Politisch sorge ich mich aktuell sehr um das Thema Vereinsamung in einer immer älter werdenden Gesellschaft. Wir werden immer älter, leben oft abgeschieden im ländlichen Raum ohne Kulturangebote, mit immer weniger Kontakt zur Familie in der Großstadt, immer öfter geschieden oder verwitwet, und nicht zuletzt: Zu oft finanziell verarmt, trotz beachtlicher Lebensleistung. Dann werden wir depressiv und krank, lassen uns von politischen Scharfmachern Angst machen, vermuten in Fremden zuerst Feinde statt Freunde. Großbritannien hat darauf reagiert: Mit der weltweit ersten Staatsministerin für Anti-Einsamkeit. Hierzulande wird meinem Empfinden nach noch zu wenig auf dieses Phänomen geschaut. Darum bin ich sehr froh, dass sich eines der diesjährigen Gewinnerprojekte explizit an Seniorinnen und Senioren in Altersarmut und mit wenig Sozialleben richtet.

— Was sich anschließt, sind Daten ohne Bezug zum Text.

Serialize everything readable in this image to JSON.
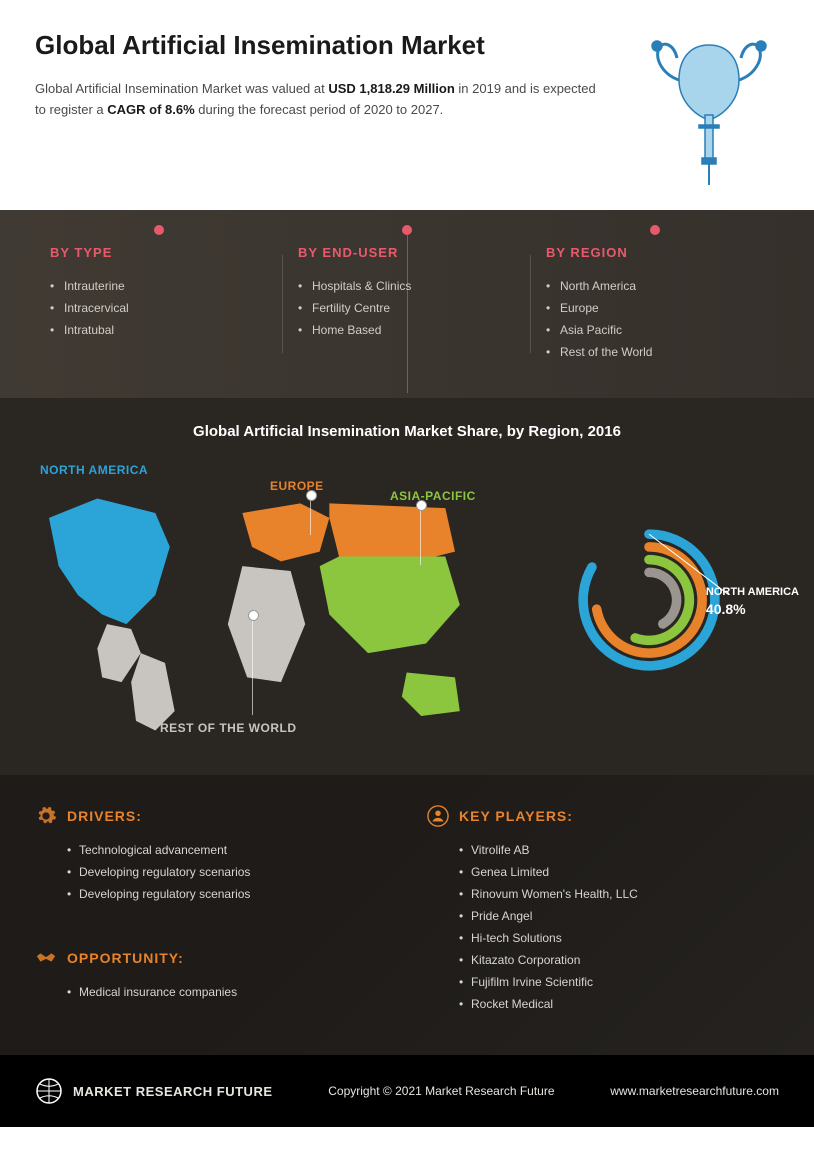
{
  "header": {
    "title": "Global Artificial Insemination Market",
    "intro_pre": "Global Artificial Insemination Market was valued at ",
    "valuation": "USD 1,818.29 Million",
    "intro_mid": " in 2019 and is expected to register a ",
    "cagr": "CAGR of 8.6%",
    "intro_post": " during the forecast period of 2020 to 2027."
  },
  "hero_icon": {
    "stroke": "#2b7fb8",
    "fill": "#5aa8d6"
  },
  "segments": {
    "accent": "#e85a6b",
    "columns": [
      {
        "title": "BY TYPE",
        "items": [
          "Intrauterine",
          "Intracervical",
          "Intratubal"
        ]
      },
      {
        "title": "BY END-USER",
        "items": [
          "Hospitals & Clinics",
          "Fertility Centre",
          "Home Based"
        ]
      },
      {
        "title": "BY REGION",
        "items": [
          "North America",
          "Europe",
          "Asia Pacific",
          "Rest of the World"
        ]
      }
    ]
  },
  "map": {
    "title": "Global Artificial Insemination Market Share, by Region, 2016",
    "regions": [
      {
        "name": "NORTH AMERICA",
        "color": "#2ba4d8"
      },
      {
        "name": "EUROPE",
        "color": "#e8832b"
      },
      {
        "name": "ASIA-PACIFIC",
        "color": "#8cc63f"
      },
      {
        "name": "REST OF THE WORLD",
        "color": "#c8c5c0"
      }
    ],
    "donut": {
      "highlight_region": "NORTH AMERICA",
      "highlight_pct": "40.8%",
      "rings": [
        {
          "color": "#2ba4d8",
          "span": 300,
          "r": 62
        },
        {
          "color": "#e8832b",
          "span": 260,
          "r": 50
        },
        {
          "color": "#8cc63f",
          "span": 200,
          "r": 38
        },
        {
          "color": "#9a958f",
          "span": 150,
          "r": 26
        }
      ],
      "stroke_width": 9,
      "bg": "#2a2622"
    }
  },
  "bottom": {
    "accent": "#e8832b",
    "drivers": {
      "title": "DRIVERS:",
      "items": [
        "Technological advancement",
        "Developing regulatory scenarios",
        "Developing regulatory scenarios"
      ]
    },
    "opportunity": {
      "title": "OPPORTUNITY:",
      "items": [
        "Medical insurance companies"
      ]
    },
    "players": {
      "title": "KEY PLAYERS:",
      "items": [
        "Vitrolife AB",
        "Genea Limited",
        "Rinovum Women's Health, LLC",
        "Pride Angel",
        "Hi-tech Solutions",
        "Kitazato Corporation",
        "Fujifilm Irvine Scientific",
        " Rocket Medical"
      ]
    }
  },
  "footer": {
    "brand": "MARKET RESEARCH FUTURE",
    "copyright": "Copyright © 2021 Market Research Future",
    "url": "www.marketresearchfuture.com"
  }
}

Als Wuppertalerin und Fan von Pina Bausch war ich im Jury-Prozess aber auch von allen Projekten im Bereich Tanz, Tanztheater und Ballett berührt. Ich glaube, dass diese Ausdrucksform noch mehr als andere durchdringt und erschüttert. Sie weckt alle Lebensgeister, vor allem bei den Tanzenden selbst. Das fand ich schon immer ungemein beeindruckend.